Living in hope of useful information.
 
We have been to Wananavu 3 times and are returning inApril. They dive the Bligh Waters. We never felt compelled to follow the dm. and dove our tanks (60-75 min) The boats had 8-10 people, but never felt crowded

Good luck. Love Fiji
 
i was being flippant because of your off the cuff remark about us/aus divers. most of the new divers i ran into in fiji in may were brits/europeans. most did just fine, the shortest dive was still over 40 min.

my experience from earlier this year was that there was a dm in the water with you unlike in california and they wanted to keep you in visual range. it wasn't true buddy diving in that sense.

i don't know why the operators told you dives were 30 minutes though. i did 34 dives and almost all were around 50 min.
 
Hi ChangeAgent,

If you are worried about the dive time, I would highly recommend you to go on a liveaboard. Divers on liveaboards are most of the time very advanced divers so they normally do around 50 – 60 min dives. This is also applicable on group size: normally there is a ratio of 4 to 6 divers/dive guide.

If you need any further information on diving in Fiji on a liveaboard just email info@sirenfleet.com

Cheers.
 
We have been to Wananavu 3 times and are returning inApril. They dive the Bligh Waters. We never felt compelled to follow the dm. and dove our tanks (60-75 min) The boats had 8-10 people, but never felt crowded

Good luck. Love Fiji

Many thanks good info.

---------- Post added September 11th, 2015 at 10:53 AM ----------

i was being flippant because of your off the cuff remark about us/aus divers. most of the new divers i ran into in fiji in may were brits/europeans. most did just fine, the shortest dive was still over 40 min.

my experience from earlier this year was that there was a dm in the water with you unlike in california and they wanted to keep you in visual range. it wasn't true buddy diving in that sense.

i don't know why the operators told you dives were 30 minutes though. i did 34 dives and almost all were around 50 min.

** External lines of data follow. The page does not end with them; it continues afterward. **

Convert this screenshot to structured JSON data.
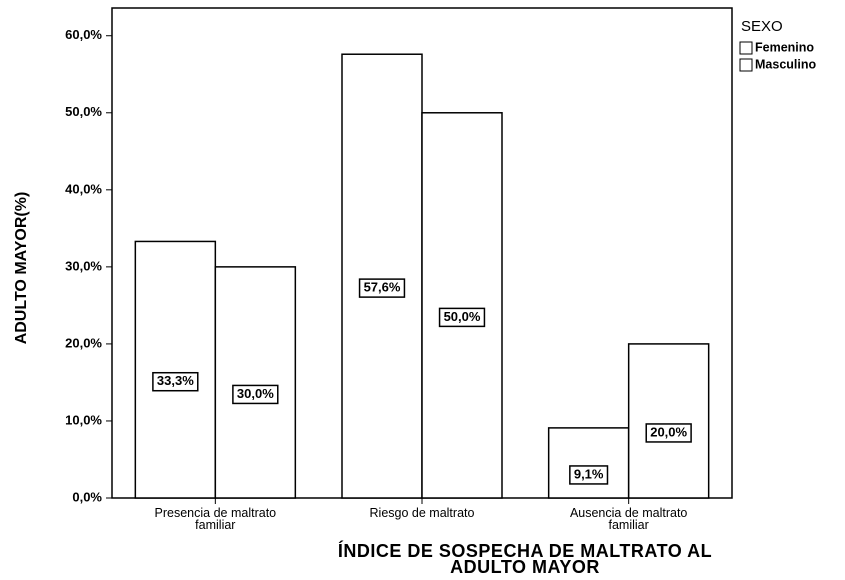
{
  "chart_data": {
    "type": "bar",
    "xlabel": "ÍNDICE DE SOSPECHA DE MALTRATO AL ADULTO MAYOR",
    "ylabel": "ADULTO MAYOR(%)",
    "categories": [
      "Presencia de maltrato familiar",
      "Riesgo de maltrato",
      "Ausencia de maltrato familiar"
    ],
    "legend_title": "SEXO",
    "legend": "right",
    "series": [
      {
        "name": "Femenino",
        "color": "#ffffff",
        "values": [
          33.3,
          57.6,
          9.1
        ],
        "value_labels": [
          "33,3%",
          "57,6%",
          "9,1%"
        ]
      },
      {
        "name": "Masculino",
        "color": "#ffffff",
        "values": [
          30.0,
          50.0,
          20.0
        ],
        "value_labels": [
          "30,0%",
          "50,0%",
          "20,0%"
        ]
      }
    ],
    "ylim": [
      0,
      63.6
    ],
    "yticks": [
      {
        "value": 0,
        "label": "0,0%"
      },
      {
        "value": 10,
        "label": "10,0%"
      },
      {
        "value": 20,
        "label": "20,0%"
      },
      {
        "value": 30,
        "label": "30,0%"
      },
      {
        "value": 40,
        "label": "40,0%"
      },
      {
        "value": 50,
        "label": "50,0%"
      },
      {
        "value": 60,
        "label": "60,0%"
      }
    ]
  }
}
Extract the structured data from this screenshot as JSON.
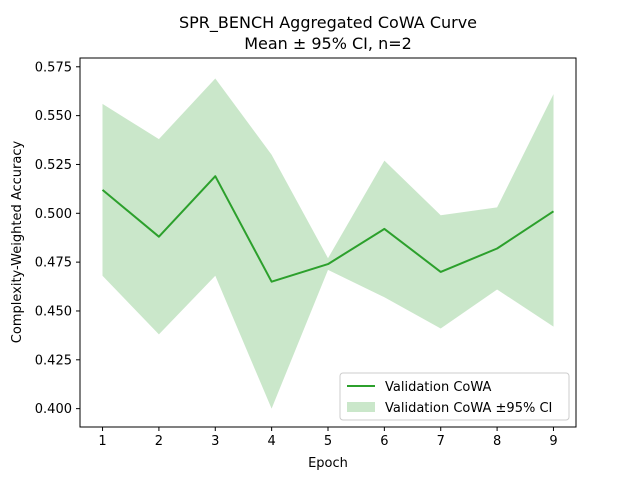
{
  "chart_data": {
    "type": "line",
    "title_line1": "SPR_BENCH Aggregated CoWA Curve",
    "title_line2": "Mean ± 95% CI, n=2",
    "xlabel": "Epoch",
    "ylabel": "Complexity-Weighted Accuracy",
    "x": [
      1,
      2,
      3,
      4,
      5,
      6,
      7,
      8,
      9
    ],
    "xlim": [
      0.6,
      9.4
    ],
    "ylim": [
      0.3906,
      0.5795
    ],
    "xticks": [
      1,
      2,
      3,
      4,
      5,
      6,
      7,
      8,
      9
    ],
    "yticks": [
      0.4,
      0.425,
      0.45,
      0.475,
      0.5,
      0.525,
      0.55,
      0.575
    ],
    "ytick_labels": [
      "0.400",
      "0.425",
      "0.450",
      "0.475",
      "0.500",
      "0.525",
      "0.550",
      "0.575"
    ],
    "series": [
      {
        "name": "Validation CoWA",
        "values": [
          0.512,
          0.488,
          0.519,
          0.465,
          0.474,
          0.492,
          0.47,
          0.482,
          0.501
        ],
        "color": "#2ca02c"
      }
    ],
    "band": {
      "name": "Validation CoWA ±95% CI",
      "upper": [
        0.556,
        0.538,
        0.569,
        0.53,
        0.477,
        0.527,
        0.499,
        0.503,
        0.561
      ],
      "lower": [
        0.468,
        0.438,
        0.468,
        0.4,
        0.471,
        0.457,
        0.441,
        0.461,
        0.442
      ],
      "color": "#2ca02c",
      "alpha": 0.25
    },
    "legend_position": "lower-right",
    "grid": false
  }
}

Sorry if I offended, not my intention. Just loads of bad experience in such circumstances. I was once on the Cayman Islands and after phoning a dozen or more operators I did find one (tech divers specialist I haste to say) that allowed me to dive as a buddy team and up to 80 minutes. Most places told me people will get bored or seasick waiting for you, we will miss lunch, one even said that nobody could dive that long on only one tank.

Thanks of sharing your experience there.

With whom did you dive there in the end?
 
i went up the yasawas and dove with blue lagoon and octopus. had a nice trip and it was pretty affordable because they had dorms.
 
i went up the yasawas and dove with blue lagoon and octopus. had a nice trip and it was pretty affordable because they had dorms.

Thanks for the info.
 
I've dived both land-based (in Beqa Lagoon, on the south side, off of Pacific Harbour) and liveaboard and have never been limited by dive time nor by dive guide. I was diving with my two buddies tho. I would think that they might frown on solo diving but that is not your case. So I am not sure why you got the responses that you got. The land-based ops that I used were Aqua-Trek and Beqa Adventure Divers in Pacific Harbour: they both do the shark dives in Beqa Lagoon, and they also offer reef dives on those days when the shark dives are not offered. Good luck.